I conservatori moderati restano il primo partito, ma la destra avanza. Sono solo stime, quelle che fornisce per ora il Parlamento europeo tramite il suo sistema Verian: stime basate su proiezioni, exit poll e altri dati elettorali per la composizione degli eurodeputati nella prossima legislatura a Bruxelles.
Dato fondamentale, l’avanzata della destra estrema in diversi Paesi: in Francia dove il RN di Marine Le Pen diventa il primo partito con oltre il 30% e surclassa il presidente Emmanuel Macron. Più del doppio dei voti: il capo dello Stato ne ha tratto le conseguenze immediate, è andato in televisione ad annunciare lo scioglimento delle Camere e il voto anticipato il 30 giugno, tentativo di chiedere al Paese – e ai tanti astensionisti – se è questo che vogliono. Insomma, un primo terremoto da questo voto europeo è già uscito.

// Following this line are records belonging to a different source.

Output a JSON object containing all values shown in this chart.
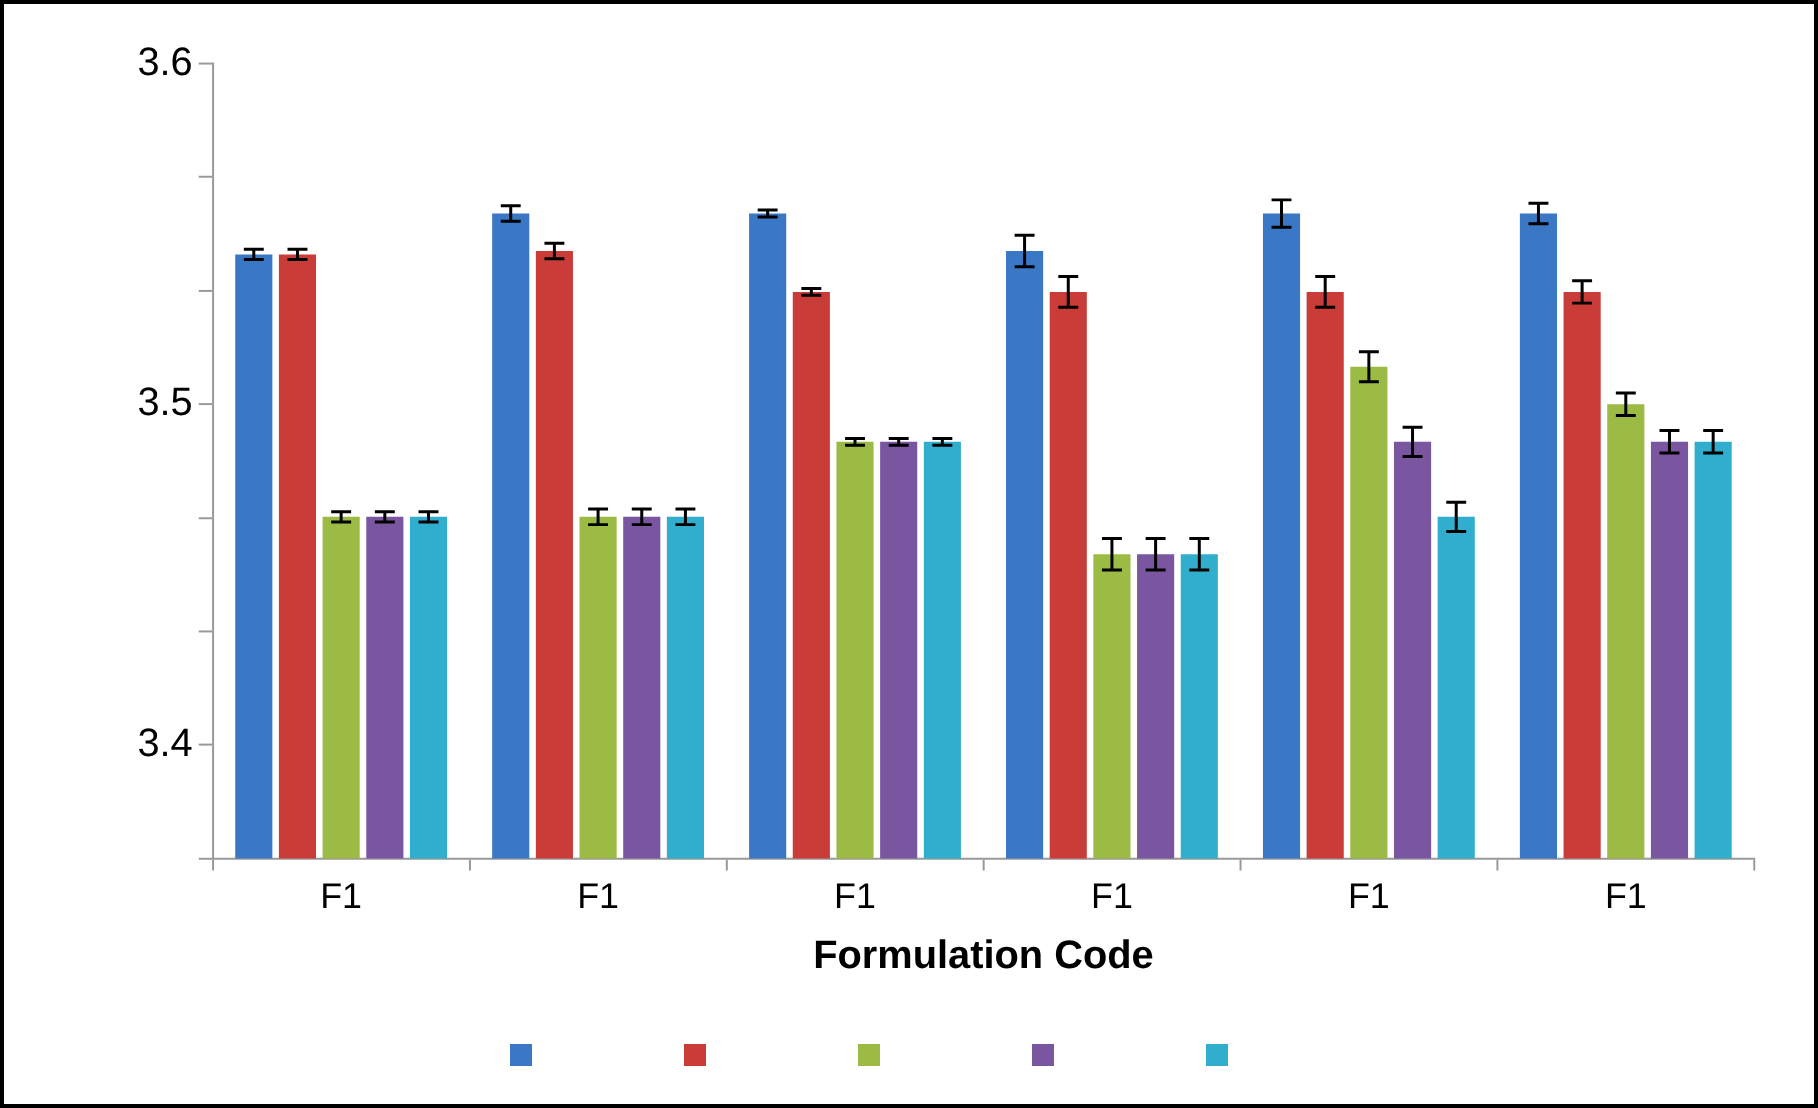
{
  "chart_data": {
    "type": "bar",
    "xlabel": "Formulation Code",
    "categories": [
      "F1",
      "F1",
      "F1",
      "F1",
      "F1",
      "F1"
    ],
    "series": [
      {
        "color": "#3a78c6",
        "values": [
          3.544,
          3.556,
          3.556,
          3.545,
          3.556,
          3.556
        ],
        "errors": [
          0.0015,
          0.0023,
          0.001,
          0.0046,
          0.004,
          0.003
        ]
      },
      {
        "color": "#c93c37",
        "values": [
          3.544,
          3.545,
          3.533,
          3.533,
          3.533,
          3.533
        ],
        "errors": [
          0.0015,
          0.0023,
          0.001,
          0.0045,
          0.0045,
          0.0033
        ]
      },
      {
        "color": "#9bbb45",
        "values": [
          3.467,
          3.467,
          3.489,
          3.456,
          3.511,
          3.5
        ],
        "errors": [
          0.0015,
          0.0023,
          0.001,
          0.0046,
          0.0044,
          0.0033
        ]
      },
      {
        "color": "#7b56a0",
        "values": [
          3.467,
          3.467,
          3.489,
          3.456,
          3.489,
          3.489
        ],
        "errors": [
          0.0015,
          0.0023,
          0.001,
          0.0046,
          0.0043,
          0.0033
        ]
      },
      {
        "color": "#31aece",
        "values": [
          3.467,
          3.467,
          3.489,
          3.456,
          3.467,
          3.489
        ],
        "errors": [
          0.0015,
          0.0023,
          0.001,
          0.0046,
          0.0043,
          0.0033
        ]
      }
    ],
    "ylim": [
      3.3667,
      3.6
    ],
    "yticks": [
      {
        "value": 3.3667,
        "label": null
      },
      3.4,
      {
        "value": 3.4333,
        "label": null
      },
      {
        "value": 3.4667,
        "label": null
      },
      3.5,
      {
        "value": 3.5333,
        "label": null
      },
      {
        "value": 3.5667,
        "label": null
      },
      3.6
    ],
    "grid": false
  }
}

La destra cresce anche in Germania dove l’AfD è secondo partito (primo nella ex Germania est); in Spagna dove Vox cresce; in Austria dove la destra è primo partito. In Italia, Fratelli d’Italia di Giorgia Meloni è già partito di maggioranza a Roma; i seggi sono ancora aperti nel Belpaese.
Ma il secondo dato è che crescono anche i conservatori del Partito Popolare (che racchiude la CDU tedesca, il PP spagnolo, Forza Italia ex partito di Berlusconi): secondo i dati Verian, sui 720 seggi dell’Eurocamera ne prenderebbero 186. 133 andrebbero – il condizionale è d’obbligo – al gruppo dei Socialisti europei (che include i socialisti francesi, il Psoe al governo in Spagna, il PD in Italia). 36 ai partiti più a sinistra dei socialisti, 53 ai Verdi, 82 ai moderati di Renew Europe (che include il partito del presidente francese Emmanuel Macron, il quale ha perso la maggioranza relativa).
E a destra? I Conservatori e Riformisti Europei (ECR) cioè il gruppo, che include fra l’altro Fratelli d’Italia di Giorgia Meloni e lo spagnolo Vox, avrebbe 70 seggi. 60 andrebbero a ID (Identità e Democrazia), il gruppo apertamente euroscettico in cui siedono la Lega di Salvini e il Rassemblement National di Marine Le Pen, e il partito ungherese al governo di Viktor Orban e il PiS polacco – e in cui sedeva la tedesca AfD, Alternative fur Deutschland, prima di essere sospesa per dichiarazioni filonaziste di un suo leader. Messi insieme, fanno 130 seggi (ma con alcuni di questi partiti, quelli di ID, la presidente della Commissione europea uscente Ursula von der Leyen ha dichiarato in campagna elettorale che non ci sarebbe accordo possibile di governo).
Restano ancora 100 seggi, in cui c’è un po’ di tutto: la metà di membri che non appartenevano a nessun altro gruppo (dentro ci sono anche gli italiani Cinque Stelle), la metà di nuovi eletti ancora non affiliati.
Con questi numeri, l’avanzata della destra estrema, che pure ha un enorme peso politico a livello locale nei vari Paesi, non è sufficiente a ribaltare il tavolo delle possibili maggioranze a Bruxelles e neppure da sola a fare da ago della bilancia. Il PP – la cui candidata ufficiale è proprio von der Leyen – resta il partito di maggioranza relativa e avrebbe due strade: la prima, tornare a governare con le sinistra con un’altra “maggioranza Ursula” (quello che i conservatori Popolari avrebbero però voluto evitare). La seconda, cercare di ottenere la fiducia e poi governare ora con l’appoggio degli uni, ora degli altri a seconda dei provvedimenti.
Due altre notazioni. L’affluenza ancora più bassa che di solito per le Europee – in Italia, i seggi chiusi alle 23 segnano solo il 40,86% – indica la sfiducia dell’elettorato non solo nell’Europa ma nel proprio potere di incidere sulla politica che poi viviamo sulla nostra pelle. La seconda: attenzione a prendere il voto europeo come un indizio netto di quello che potrebbe accadere nelle politiche locali. Proprio perché Bruxelles sembra tanto lontana, le Europee sono spesso il terreno su cui il voto di protesta si esercita con più abbandono.